Friday, July 2, 2010

Independence Day


It's Fourth of July weekend. I love Fourth of July, I always have. My parents did a great job of creating memories for us, especially on holidays. The 4th was no exception.
It began when we (my little brother and I) were small and we lived on a cul-de-sac in a new neighborhood with other young families. We created lifelong friends on that block. All the neighbors would join in the middle of the block for a big July 4th party. All the dads would bring out their grills, us kids would decorate our bikes and scooters for a parade, music would play, and when it was dark we did fireworks. Yep, you heard that right, fireworks right out in front of our homes. Those were the days before safety was not the most important thing and parents still allowed their kids to play out front. I even have pictures of about 10 of us kids piled into the back of a pickup truck for a ride! My girls have no concept of what a sparkler even is now and the back of our truck is strictly for objects.
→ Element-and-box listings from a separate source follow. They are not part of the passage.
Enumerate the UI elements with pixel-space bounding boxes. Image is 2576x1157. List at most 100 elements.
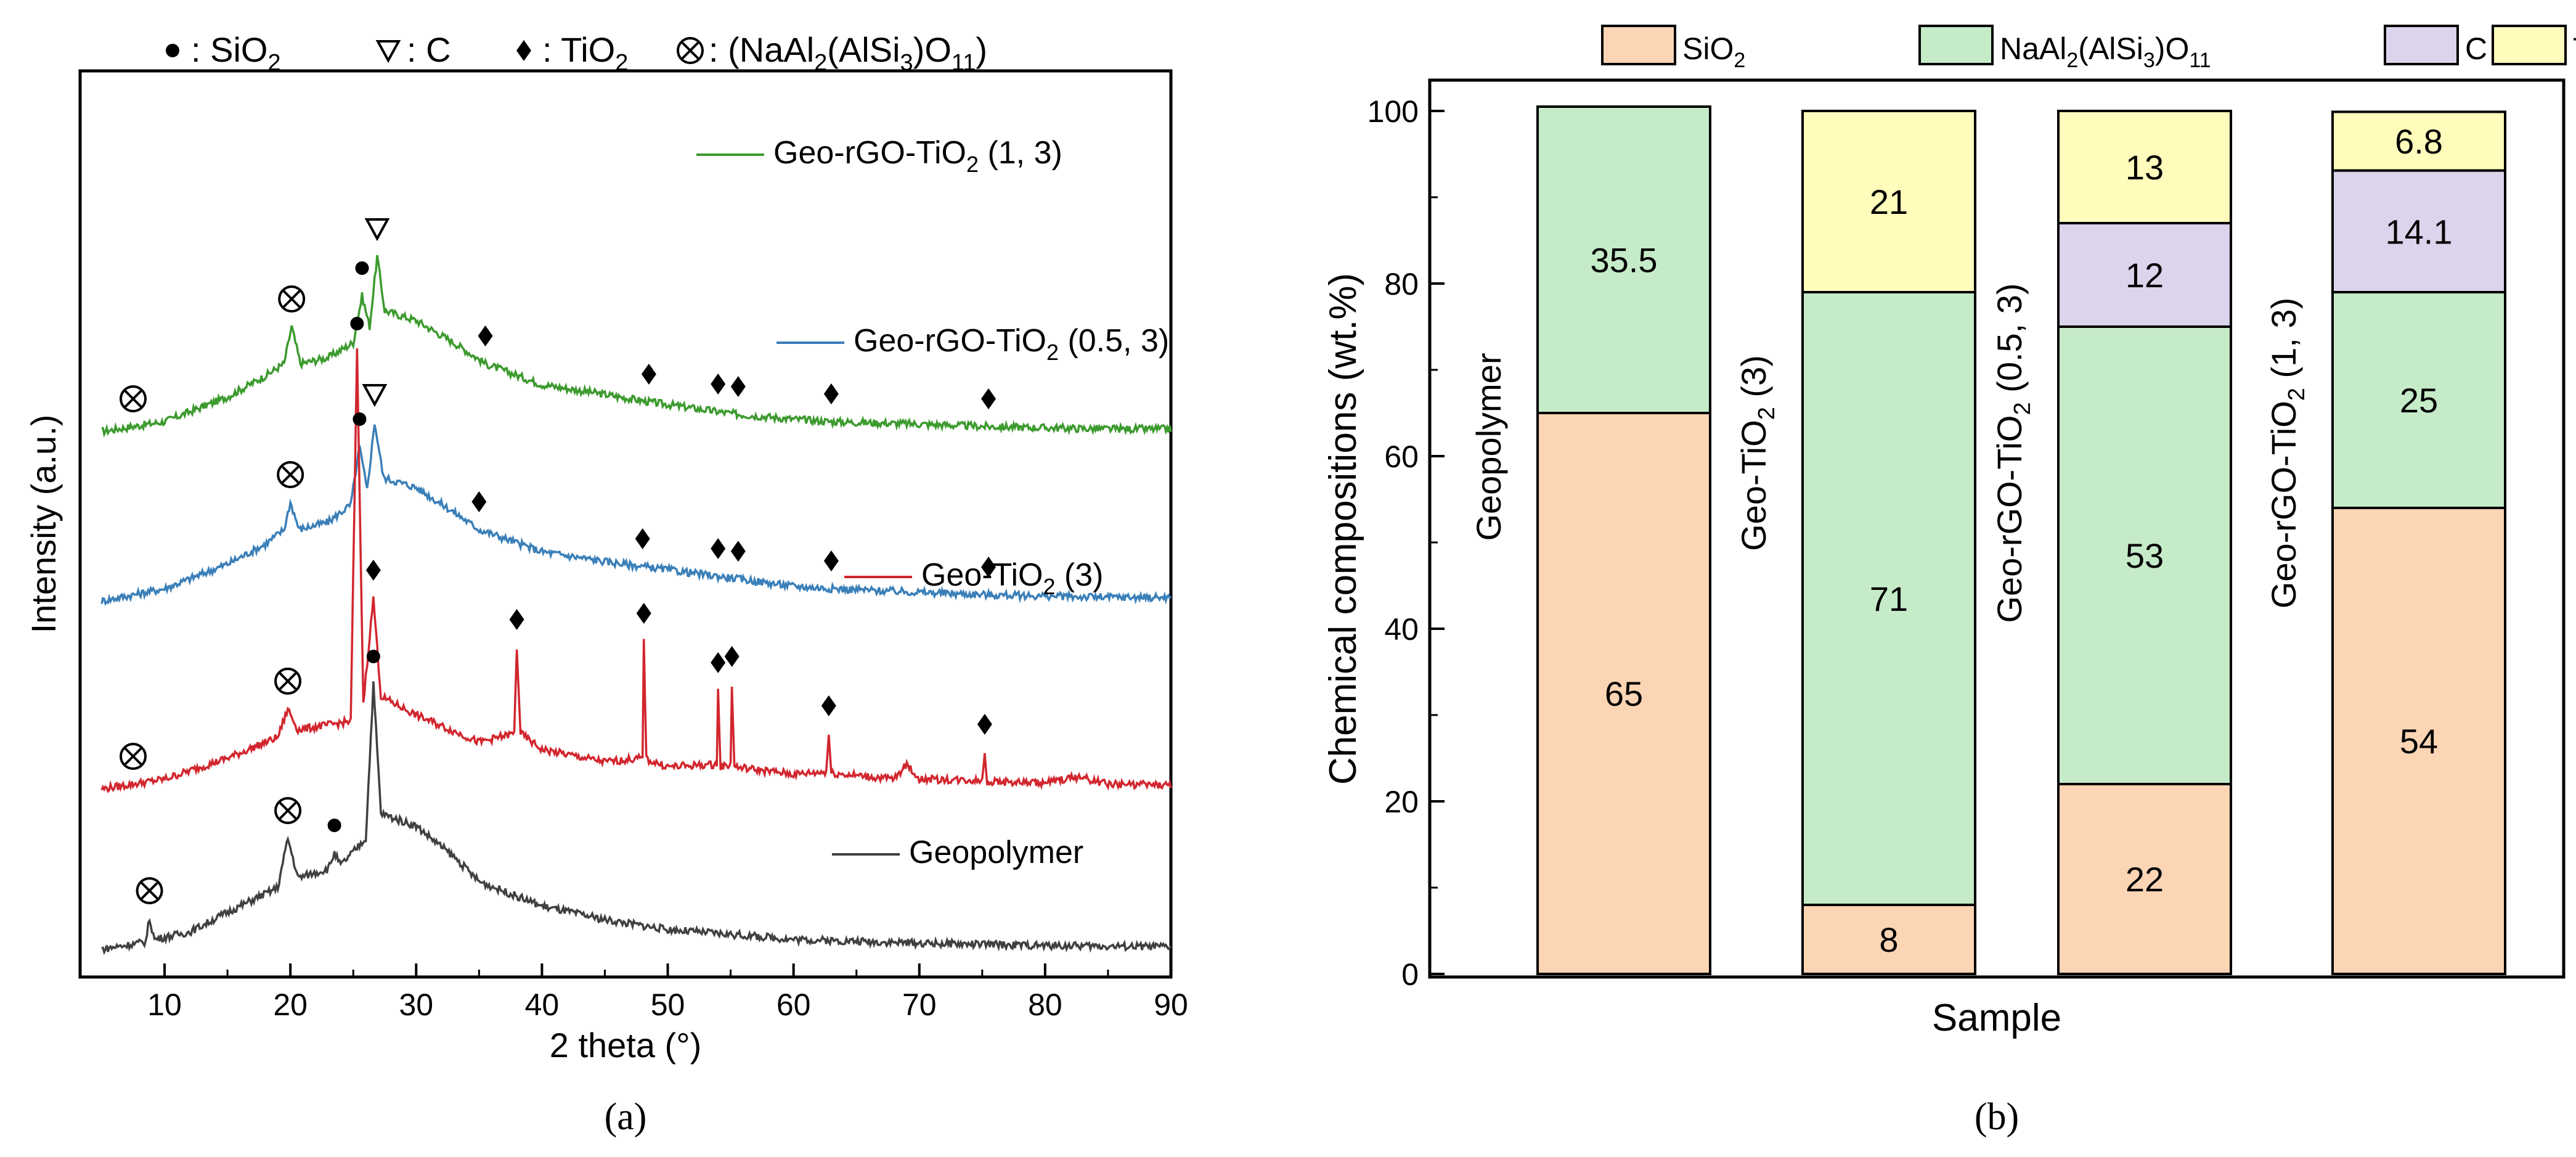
xrd-curve-geopolymer (101, 681, 1172, 955)
bar-value-label: 8 (1879, 920, 1898, 959)
bar-value-label: 65 (1605, 674, 1643, 713)
legend-label-otimes: : (NaAl2(AlSi3)O11) (709, 30, 987, 76)
tio2-diamond-marker (823, 383, 839, 404)
xrd-curve-geo_rgo_1_3 (101, 255, 1172, 438)
panel-a-x-axis-title: 2 theta (°) (550, 1026, 702, 1065)
tio2-diamond-marker (478, 325, 493, 346)
panel-a-xrd-chart: : SiO2 : C : TiO2 : (NaAl2(AlSi3)O11) Geo-r… (24, 30, 1188, 1138)
bar-segment-sio2 (2057, 783, 2232, 975)
xrd-curve-geo_rgo_05_3 (100, 424, 1172, 606)
naal-otimes-marker (120, 743, 147, 770)
legend-swatch-c (2384, 25, 2459, 65)
composition-value-labels: 65 35.5 8 71 21 22 53 12 13 54 25 14.1 6.8 (1591, 122, 2453, 959)
bar-value-label: 54 (2400, 722, 2438, 761)
naal-otimes-marker (136, 877, 163, 904)
bar-value-label: 71 (1870, 579, 1908, 618)
legend-label-tio2: TiO2 (2573, 31, 2576, 72)
xrd-series-labels: Geo-rGO-TiO2 (1, 3) Geo-rGO-TiO2 (0.5, 3)… (696, 135, 1169, 870)
x-tick-label: 50 (651, 987, 685, 1022)
bar-value-label: 14.1 (2386, 212, 2453, 251)
panel-a-marker-legend: : SiO2 : C : TiO2 : (NaAl2(AlSi3)O11) (166, 30, 987, 76)
composition-bars (1536, 105, 2506, 975)
bar-segment-tio2 (2057, 110, 2232, 224)
naal-otimes-marker (277, 461, 304, 488)
panel-b-caption: (b) (1975, 1096, 2019, 1138)
bar-segment-c (2331, 169, 2506, 293)
x-tick-label: 20 (273, 987, 308, 1022)
naal-otimes-marker (120, 385, 147, 412)
panel-b-stacked-bar-chart: SiO2 NaAl2(AlSi3)O11 C TiO2 65 35.5 8 71 21 22 53… (1322, 25, 2576, 1138)
tio2-diamond-marker (977, 714, 992, 735)
tio2-diamond-marker (981, 388, 997, 409)
y-tick-label: 100 (1367, 94, 1419, 129)
tio2-diamond-marker (711, 374, 726, 395)
legend-swatch-sio2 (1601, 25, 1676, 65)
legend-label-naal: NaAl2(AlSi3)O11 (2000, 31, 2211, 72)
xrd-peak-markers (120, 218, 997, 904)
bar-segment-sio2 (1536, 412, 1711, 975)
sample-labels: Geopolymer Geo-TiO2 (3) Geo-rGO-TiO2 (0.5,… (1469, 283, 2310, 623)
series-label-geopolymer: Geopolymer (909, 835, 1083, 870)
bar-segment-sio2 (1801, 904, 1976, 975)
bar-value-label: 6.8 (2395, 122, 2443, 161)
legend-label-dot: : SiO2 (191, 30, 281, 76)
legend-diamond-icon (516, 40, 531, 61)
panel-b-y-axis-title: Chemical compositions (wt.%) (1322, 273, 1364, 785)
xrd-curves (100, 255, 1172, 955)
y-tick-label: 20 (1384, 785, 1419, 819)
x-tick-label: 90 (1154, 987, 1188, 1022)
naal-otimes-marker (278, 285, 306, 313)
tio2-diamond-marker (365, 560, 381, 581)
naal-otimes-marker (274, 668, 302, 695)
series-label-geo_tio2: Geo-TiO2 (3) (921, 557, 1103, 599)
xrd-curve-geo_tio2 (100, 348, 1172, 793)
panel-a-caption: (a) (605, 1096, 647, 1138)
y-tick-label: 40 (1384, 612, 1419, 647)
carbon-triangle-marker (364, 218, 390, 242)
tio2-diamond-marker (730, 376, 746, 398)
tio2-diamond-marker (641, 364, 656, 385)
sample-label: Geo-rGO-TiO2 (0.5, 3) (1990, 283, 2036, 623)
legend-dot-icon (166, 44, 179, 57)
tio2-diamond-marker (981, 557, 997, 578)
y-tick-label: 80 (1384, 267, 1419, 301)
legend-swatch-naal (1918, 25, 1994, 65)
sio2-dot-marker (366, 650, 380, 663)
bar-segment-c (2057, 222, 2232, 328)
tio2-diamond-marker (823, 550, 839, 571)
bar-segment-tio2 (1801, 110, 1976, 293)
y-tick-label: 60 (1384, 439, 1419, 474)
legend-label-sio2: SiO2 (1682, 31, 1745, 72)
panel-b-x-axis-title: Sample (1932, 997, 2061, 1039)
panel-a-y-axis-title: Intensity (a.u.) (24, 415, 63, 634)
sio2-dot-marker (353, 412, 367, 426)
legend-label-diamond: : TiO2 (542, 30, 628, 76)
legend-swatch-tio2 (2492, 25, 2567, 65)
tio2-diamond-marker (711, 538, 726, 559)
bar-segment-naal (1536, 105, 1711, 414)
tio2-diamond-marker (821, 695, 836, 716)
panel-a-plot-frame (78, 69, 1173, 979)
sample-label: Geo-TiO2 (3) (1734, 355, 1780, 551)
x-tick-label: 10 (147, 987, 182, 1022)
bar-value-label: 12 (2126, 256, 2164, 295)
bar-segment-sio2 (2331, 507, 2506, 975)
bar-value-label: 21 (1870, 182, 1908, 221)
carbon-triangle-marker (362, 384, 388, 407)
series-label-geo_rgo_05_3: Geo-rGO-TiO2 (0.5, 3) (854, 323, 1169, 365)
sio2-dot-marker (355, 261, 369, 275)
x-tick-label: 60 (776, 987, 811, 1022)
tio2-diamond-marker (471, 491, 487, 512)
legend-label-c: C (2465, 31, 2487, 66)
tio2-diamond-marker (509, 609, 524, 630)
y-tick-label: 0 (1401, 957, 1419, 992)
panel-b-legend: SiO2 NaAl2(AlSi3)O11 C TiO2 (1601, 25, 2576, 72)
x-tick-label: 80 (1028, 987, 1062, 1022)
panel-a-x-axis: 10 20 30 40 50 60 70 80 90 (147, 963, 1188, 1022)
sio2-dot-marker (327, 819, 341, 832)
bar-segment-naal (2057, 325, 2232, 785)
legend-label-triangle: : C (407, 30, 451, 69)
tio2-diamond-marker (711, 652, 726, 673)
sio2-dot-marker (350, 317, 364, 330)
After moving to the small town I grew up in, 4th of July became huge parties at the park overlooking the lake. We swam till dark, played games, ate, swam more and then everyone would scatter to find the best spot to see all the fireworks shoot over the lake. As I became a teen the 4th of July became even more fun... partying at the lake with my friends, watching the fireworks and staying out afterwards. My parents were a little naive...
After getting married, Hubby and I created our own memories. He was in the Marine Corps so we would gather with friends and celebrate. Once we moved to Camp Pendleton the celebrating took place on the beach. Camp Pendleton would throw huge parties with sponsors, fireworks, food vendors and the like. Sometimes they were a little crazy. I just remember sitting in traffic for about an hour to get home even though we lived about a half-mile from the beach. We didn't have our girls yet so we could stay and have fun and not have to rush home. Ahh, those were the days...
Now, as a family, we have block parties (that's me trying recreate my childhood) and then sit on our balcony overlooking the valley and watch fireworks go off at all the different venues. Bethany goes to bed long before they pop. Of course, all the neighbors are over and the kids (I should say, 'girls', there's not a single boy in the bunch!) are so silly with candy and no rules and playing outside in the dark.
This weekend, take time to remember our freedom is not free and some are working in a dry, hot desert, thousands of miles away to protect what we so take for granted. Happy 4th of July!!!